Aug 23 08:59:14 audit[2235]: AVC apparmor="DENIED" operation="symlink" profile="snap.docker.nvidia-container-toolkit" name="/dev/char/195:255" pid=2235 comm="nvidia-ctk" requested_mask="c" denied_mask="c" fsuid=0 ouid=0
Aug 23 08:59:14 audit[2235]: AVC apparmor="DENIED" operation="symlink" profile="snap.docker.nvidia-container-toolkit" name="/dev/char/195:0" pid=2235 comm="nvidia-ctk" requested_mask="c" denied_mask="c" fsuid=0 ouid=0
Aug 23 08:59:14 audit[2235]: AVC apparmor="DENIED" operation="open" profile="snap.docker.nvidia-container-toolkit" name="/proc/driver/nvidia/capabilities/mig/config" pid=2235 comm="nvidia-ctk" requested_mask="r" denied_mask="r" fsuid=0 ouid=0
Aug 23 08:59:14 audit[2235]: AVC apparmor="DENIED" operation="open" profile="snap.docker.nvidia-container-toolkit" name="/proc/driver/nvidia/capabilities/mig/config" pid=2235 comm="nvidia-ctk" requested_mask="r" denied_mask="r" fsuid=0 ouid=0
Aug 23 08:59:14 audit[2235]: AVC apparmor="DENIED" operation="open" profile="snap.docker.nvidia-container-toolkit" name="/proc/driver/nvidia/capabilities/mig/config" pid=2235 comm="nvidia-ctk" requested_mask="r" denied_mask="r" fsuid=0 ouid=0
Aug 23 08:59:14 audit[2235]: AVC apparmor="DENIED" operation="open" profile="snap.docker.nvidia-container-toolkit" name="/proc/driver/nvidia/capabilities/mig/monitor" pid=2235 comm="nvidia-ctk" requested_mask="r" denied_mask="r" fsuid=0 ouid=0
Aug 23 08:59:14 audit[2235]: AVC apparmor="DENIED" operation="open" profile="snap.docker.nvidia-container-toolkit" name="/proc/driver/nvidia/capabilities/mig/monitor" pid=2235 comm="nvidia-ctk" requested_mask="r" denied_mask="r" fsuid=0 ouid=0
Aug 23 08:59:14 audit[2235]: AVC apparmor="DENIED" operation="open" profile="snap.docker.nvidia-container-toolkit" name="/proc/driver/nvidia/capabilities/mig/monitor" pid=2235 comm="nvidia-ctk" requested_mask="r" denied_mask="r" fsuid=0 ouid=0
Aug 23 08:59:14 audit[2235]: AVC apparmor="DENIED" operation="symlink" profile="snap.docker.nvidia-container-toolkit" name="/dev/char/508:0" pid=2235 comm="nvidia-ctk" requested_mask="c" denied_mask="c" fsuid=0 ouid=0

I edited /var/lib/snapd/apparmor/profiles/snap.docker.nvidia-container-toolkit to remove these errors, but the issue still persists.

ackanir commented 2 months ago

Update I think this was fixed on the Docker Snap side, as installing the current beta version fixes the issue (at least on my side):

sudo snap install docker --channel latest/beta
jocado commented 2 months ago

Hi @ackanir

Thanks for pointing out is works ok in the current beta revision.

I didn't realise that the docker snap revision 2932 [ for amd64 arch ] was not in stable yet.
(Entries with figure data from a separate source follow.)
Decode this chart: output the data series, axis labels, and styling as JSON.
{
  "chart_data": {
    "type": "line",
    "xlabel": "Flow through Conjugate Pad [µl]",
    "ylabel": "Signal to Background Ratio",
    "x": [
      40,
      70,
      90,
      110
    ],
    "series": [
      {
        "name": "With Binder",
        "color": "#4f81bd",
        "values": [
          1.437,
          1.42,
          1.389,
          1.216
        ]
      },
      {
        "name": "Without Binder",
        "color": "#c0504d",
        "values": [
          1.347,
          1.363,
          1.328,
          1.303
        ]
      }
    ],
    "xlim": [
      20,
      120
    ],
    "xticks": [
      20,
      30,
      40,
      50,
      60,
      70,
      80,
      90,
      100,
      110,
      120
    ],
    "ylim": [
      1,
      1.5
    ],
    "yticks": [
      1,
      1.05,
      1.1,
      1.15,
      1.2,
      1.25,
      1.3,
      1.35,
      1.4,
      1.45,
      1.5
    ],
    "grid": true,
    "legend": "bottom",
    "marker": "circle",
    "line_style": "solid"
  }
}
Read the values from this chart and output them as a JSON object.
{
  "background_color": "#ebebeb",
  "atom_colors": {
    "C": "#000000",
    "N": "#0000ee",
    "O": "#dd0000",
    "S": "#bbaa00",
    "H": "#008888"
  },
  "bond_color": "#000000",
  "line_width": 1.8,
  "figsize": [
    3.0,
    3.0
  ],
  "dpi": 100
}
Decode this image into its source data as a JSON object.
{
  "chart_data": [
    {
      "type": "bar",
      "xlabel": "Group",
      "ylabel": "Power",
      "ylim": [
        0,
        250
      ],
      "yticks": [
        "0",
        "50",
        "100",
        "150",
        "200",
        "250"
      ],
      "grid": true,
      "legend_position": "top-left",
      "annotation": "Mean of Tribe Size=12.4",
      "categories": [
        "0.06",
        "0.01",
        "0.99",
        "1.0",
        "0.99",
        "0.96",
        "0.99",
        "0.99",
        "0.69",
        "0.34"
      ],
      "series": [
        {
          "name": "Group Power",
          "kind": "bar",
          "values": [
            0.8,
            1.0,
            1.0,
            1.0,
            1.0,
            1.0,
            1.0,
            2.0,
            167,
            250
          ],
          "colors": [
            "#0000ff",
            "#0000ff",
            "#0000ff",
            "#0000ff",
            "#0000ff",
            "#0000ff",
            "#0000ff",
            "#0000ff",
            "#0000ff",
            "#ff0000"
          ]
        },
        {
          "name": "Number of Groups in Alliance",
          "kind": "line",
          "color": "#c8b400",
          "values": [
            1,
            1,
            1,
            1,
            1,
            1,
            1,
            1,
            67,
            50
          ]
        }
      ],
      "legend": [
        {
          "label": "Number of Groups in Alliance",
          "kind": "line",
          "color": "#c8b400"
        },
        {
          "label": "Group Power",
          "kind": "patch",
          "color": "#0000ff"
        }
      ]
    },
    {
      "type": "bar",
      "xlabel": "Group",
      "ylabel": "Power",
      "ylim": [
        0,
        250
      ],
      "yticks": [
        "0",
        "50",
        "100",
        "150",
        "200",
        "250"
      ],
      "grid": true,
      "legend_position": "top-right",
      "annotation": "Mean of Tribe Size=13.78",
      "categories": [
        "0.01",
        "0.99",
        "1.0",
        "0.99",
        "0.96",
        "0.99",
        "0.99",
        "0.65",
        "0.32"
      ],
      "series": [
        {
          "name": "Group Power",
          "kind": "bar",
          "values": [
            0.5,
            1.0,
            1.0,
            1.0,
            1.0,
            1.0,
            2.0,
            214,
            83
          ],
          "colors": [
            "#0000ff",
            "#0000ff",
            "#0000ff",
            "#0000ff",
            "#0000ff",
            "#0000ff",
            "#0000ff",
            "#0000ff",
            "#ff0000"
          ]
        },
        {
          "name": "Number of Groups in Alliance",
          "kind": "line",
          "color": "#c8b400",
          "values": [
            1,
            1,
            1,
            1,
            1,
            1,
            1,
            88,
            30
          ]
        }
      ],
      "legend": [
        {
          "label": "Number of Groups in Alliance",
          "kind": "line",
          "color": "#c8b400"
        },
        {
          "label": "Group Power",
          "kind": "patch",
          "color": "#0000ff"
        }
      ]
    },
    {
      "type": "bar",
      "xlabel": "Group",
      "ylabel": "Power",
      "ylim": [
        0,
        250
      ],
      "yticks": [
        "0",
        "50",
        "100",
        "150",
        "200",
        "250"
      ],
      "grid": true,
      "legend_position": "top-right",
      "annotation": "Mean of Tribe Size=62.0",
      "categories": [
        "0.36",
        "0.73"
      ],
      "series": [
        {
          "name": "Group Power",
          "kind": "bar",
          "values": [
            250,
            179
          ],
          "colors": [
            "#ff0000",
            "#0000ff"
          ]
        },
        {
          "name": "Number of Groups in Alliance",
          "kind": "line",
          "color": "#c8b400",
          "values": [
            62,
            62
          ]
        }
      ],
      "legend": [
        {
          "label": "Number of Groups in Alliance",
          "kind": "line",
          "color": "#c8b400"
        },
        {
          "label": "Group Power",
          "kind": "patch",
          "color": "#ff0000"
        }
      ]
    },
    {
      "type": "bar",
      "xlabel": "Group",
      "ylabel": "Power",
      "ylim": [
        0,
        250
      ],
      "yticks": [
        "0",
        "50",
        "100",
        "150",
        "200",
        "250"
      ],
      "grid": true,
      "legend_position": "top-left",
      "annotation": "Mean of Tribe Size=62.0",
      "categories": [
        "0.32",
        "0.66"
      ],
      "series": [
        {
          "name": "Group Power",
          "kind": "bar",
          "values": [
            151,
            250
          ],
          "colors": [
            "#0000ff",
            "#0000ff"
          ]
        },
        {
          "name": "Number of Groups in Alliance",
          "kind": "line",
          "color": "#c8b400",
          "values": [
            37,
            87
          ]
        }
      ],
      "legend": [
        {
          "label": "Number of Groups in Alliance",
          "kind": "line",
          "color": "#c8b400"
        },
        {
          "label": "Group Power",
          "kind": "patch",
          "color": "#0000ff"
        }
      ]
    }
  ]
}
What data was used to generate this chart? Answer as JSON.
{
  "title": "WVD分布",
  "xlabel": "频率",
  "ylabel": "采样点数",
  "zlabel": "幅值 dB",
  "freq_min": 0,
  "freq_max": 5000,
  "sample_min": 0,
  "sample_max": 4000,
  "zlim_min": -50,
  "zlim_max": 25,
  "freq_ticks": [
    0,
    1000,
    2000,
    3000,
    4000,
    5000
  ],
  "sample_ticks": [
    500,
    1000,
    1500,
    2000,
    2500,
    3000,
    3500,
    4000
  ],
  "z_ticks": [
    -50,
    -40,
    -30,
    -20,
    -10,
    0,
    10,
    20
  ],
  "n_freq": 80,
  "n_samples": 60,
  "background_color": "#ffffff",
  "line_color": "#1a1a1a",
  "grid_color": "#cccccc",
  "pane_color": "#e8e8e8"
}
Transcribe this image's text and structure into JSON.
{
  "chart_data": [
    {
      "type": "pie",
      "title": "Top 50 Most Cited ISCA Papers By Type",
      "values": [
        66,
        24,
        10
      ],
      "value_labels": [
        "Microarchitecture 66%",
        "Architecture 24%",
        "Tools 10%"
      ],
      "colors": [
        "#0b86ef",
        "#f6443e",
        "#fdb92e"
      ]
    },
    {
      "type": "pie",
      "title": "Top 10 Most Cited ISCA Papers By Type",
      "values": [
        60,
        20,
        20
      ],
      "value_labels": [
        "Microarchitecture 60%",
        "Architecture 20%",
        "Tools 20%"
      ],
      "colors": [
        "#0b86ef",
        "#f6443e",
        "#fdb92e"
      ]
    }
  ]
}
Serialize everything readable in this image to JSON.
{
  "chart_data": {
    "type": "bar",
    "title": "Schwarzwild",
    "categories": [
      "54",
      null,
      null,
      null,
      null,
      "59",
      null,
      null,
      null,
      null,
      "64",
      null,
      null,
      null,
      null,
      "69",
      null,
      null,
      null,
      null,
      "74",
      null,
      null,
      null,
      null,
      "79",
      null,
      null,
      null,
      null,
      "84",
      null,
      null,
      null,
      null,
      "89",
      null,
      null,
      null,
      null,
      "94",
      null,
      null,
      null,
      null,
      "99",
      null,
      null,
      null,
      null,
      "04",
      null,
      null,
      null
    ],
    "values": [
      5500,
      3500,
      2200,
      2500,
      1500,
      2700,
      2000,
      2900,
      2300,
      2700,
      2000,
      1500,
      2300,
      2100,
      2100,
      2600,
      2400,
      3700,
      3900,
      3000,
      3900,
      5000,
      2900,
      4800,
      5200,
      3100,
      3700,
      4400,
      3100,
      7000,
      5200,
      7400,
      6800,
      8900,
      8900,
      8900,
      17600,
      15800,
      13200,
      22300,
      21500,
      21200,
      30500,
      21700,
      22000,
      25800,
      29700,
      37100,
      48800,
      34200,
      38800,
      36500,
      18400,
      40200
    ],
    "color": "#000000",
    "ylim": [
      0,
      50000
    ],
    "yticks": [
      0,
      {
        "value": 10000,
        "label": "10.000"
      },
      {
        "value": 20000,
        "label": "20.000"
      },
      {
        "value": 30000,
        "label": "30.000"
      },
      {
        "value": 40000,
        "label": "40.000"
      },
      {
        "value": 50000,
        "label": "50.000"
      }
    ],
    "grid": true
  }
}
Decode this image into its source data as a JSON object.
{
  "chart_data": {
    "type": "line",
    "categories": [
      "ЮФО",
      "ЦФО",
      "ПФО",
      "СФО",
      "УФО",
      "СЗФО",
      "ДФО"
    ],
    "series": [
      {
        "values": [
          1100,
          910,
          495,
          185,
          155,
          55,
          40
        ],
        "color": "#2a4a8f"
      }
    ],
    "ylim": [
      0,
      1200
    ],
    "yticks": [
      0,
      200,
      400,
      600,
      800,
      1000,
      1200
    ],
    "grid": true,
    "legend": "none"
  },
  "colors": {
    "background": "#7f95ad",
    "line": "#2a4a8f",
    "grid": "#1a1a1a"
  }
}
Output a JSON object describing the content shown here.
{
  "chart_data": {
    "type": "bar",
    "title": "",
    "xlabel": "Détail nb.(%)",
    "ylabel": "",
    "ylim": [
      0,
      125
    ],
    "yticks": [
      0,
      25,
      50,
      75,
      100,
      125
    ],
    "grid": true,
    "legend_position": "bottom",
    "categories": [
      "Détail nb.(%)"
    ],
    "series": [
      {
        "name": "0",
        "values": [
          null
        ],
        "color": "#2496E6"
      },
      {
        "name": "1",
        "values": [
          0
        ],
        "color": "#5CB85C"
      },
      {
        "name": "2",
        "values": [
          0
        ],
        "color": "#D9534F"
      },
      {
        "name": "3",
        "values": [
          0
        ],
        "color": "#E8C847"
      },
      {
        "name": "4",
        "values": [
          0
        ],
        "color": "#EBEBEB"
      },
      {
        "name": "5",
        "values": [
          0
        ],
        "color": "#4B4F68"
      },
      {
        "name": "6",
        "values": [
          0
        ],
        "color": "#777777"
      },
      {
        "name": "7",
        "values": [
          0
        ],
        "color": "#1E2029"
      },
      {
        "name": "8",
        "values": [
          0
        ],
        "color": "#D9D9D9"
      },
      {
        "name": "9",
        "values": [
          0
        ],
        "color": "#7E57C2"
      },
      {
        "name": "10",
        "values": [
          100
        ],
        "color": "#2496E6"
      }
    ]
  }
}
It fixes a few issues with the initial implementation of the nvidia support, and also adds nvidia support for classic systems.

I've asked about promoting it here

I think we should close this issue, as it's really about the docker snap.

jocado commented 1 month ago

FYI - revision 2932 is now in stable.

I suggest closing this, and opening a new issue in the docker-snap repo if you believe you have a docker related issue.